Everything's just small. There's very little of interest in the conversational options that don't advance the story, and only a few options do anything.
But this was made in 4 hours, and I'm honestly impressed at how much they packed in in that time. And some of the characters are described very well (especially Orlok and Lycan).
This is pretty good for a 4-hour-or-less game. You meet death in some sort of spiritual limbo, and you get the chance to redeem your soul through playing chess.
Instead of placing ships on a grid, your position is pre-selected and your guesses come from a menu. I won the first time I played, but I don't know if it was rigged to always win or if it was just random chance.
There are some interesting thoughts on the freedom of the soul, but I feel like the whole thing could use some more fresh takes. But that's hard to do in 4 hours, so I'm overall pretty happy with this game.
This is an interesting short game. You have to create a character to run through a short horror story.
But the narrator, Pallas, wants your creation to be incredibly detailed. While each choice has narrow options (as commented on by the narrator), there are many options to be had before the impending disaster.
I liked it. Near the middle, I started clicking fast through several similar/repetitive options, but I think that's part of the experience.
The game overall seems well polished for something made in less than 4 hours. The emotional moments didn't 100% land for me, but it was good overall.
This is a short game written in 4 hours in which you stumble upon a shrine on a journey.
It reminded me or Caleb's Cannonfire Concerto, which is perhaps the Choicescript game that personally affected me the most. The surreal atmosphere (which is similar to his earlier games released this year) is splendid.
-Polish. As is expected for a 4-hour game, there is a lot that is not implemented or otherwise confusing with the parser.
+Descriptiveness: A lovely and vivid world, if dark.

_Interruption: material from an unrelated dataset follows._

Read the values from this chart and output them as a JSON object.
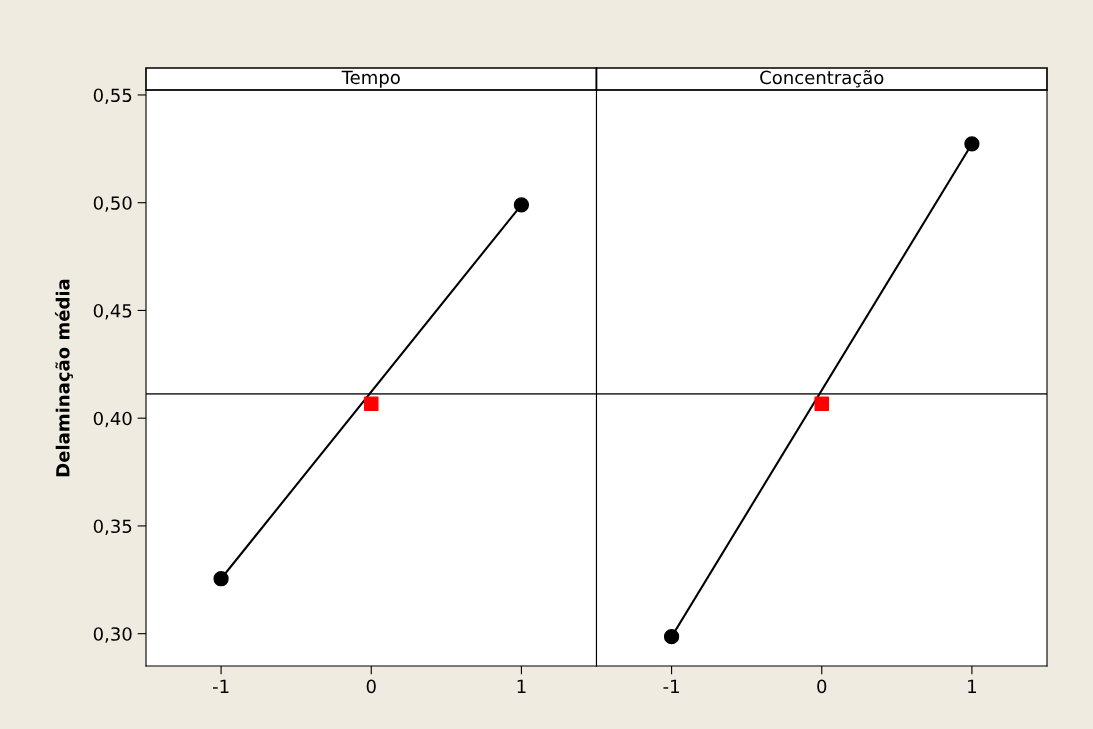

+Interactivity: The puzzles felt directly connected to the narrative and lent it more emotional impact.
+Emotional impact: The twig-pilgrim was my favorite part.
+Would I play again? Yes, I like this game.
This game is essentially a small snippet of a horror story told over 4-6 pages. Like the blurb suggests, it's 175 words.
It's completely linear, but I think the interactivity actually works for it here, as it paces the story well and allows for surprise more than would be feasible in a static format.
My rating system is designed to accomodate micro games, so I'm giving it stars for emotional impact, interactivity and descriptiveness but not for polish (there are typos which, in a 175 word game, should really be easy to fix using grammarly or something similar) or replayability. Even with the typos fixed, I would still give 3 stars, as the interactivity is only okay, not great. But fun little game.
This game reminded me of Princess Mononoke crossed with Hybras from Sunless Skies.
You are essentially a gig worker trespassing in a national park to scavenge various psychotropic mushrooms which have properties far beyond the ones we have in real life. Normal mushrooms give you 1 cent a cap (fairly consistent with real gig jobs like Amazon Turk), while the King's Breakfast could pay off your rent.
It seems that worldbuilding by far is the biggest part of gameplay. More than half of my play time was spent reading the guide book, and it could have served just as well in static form, but it made finding mushrooms later on more fun.
It's weird to say, but I think that later gameplay reminded me of nothing more than the original Zork. I remember playing Zork as a kid and finding some weird stuff and thinking "I have no idea how this all connects", and getting the idea that there was way more out there. I later went and looked at the code of this game and found that there was way more out there, but the effect still persisted.
I don't know if that particular combination of deep lore dive + unpredictable trip in the woods worked for me interaction-wise, but I appreciated the polish, descriptivenes, emotional impact and replayability of the game.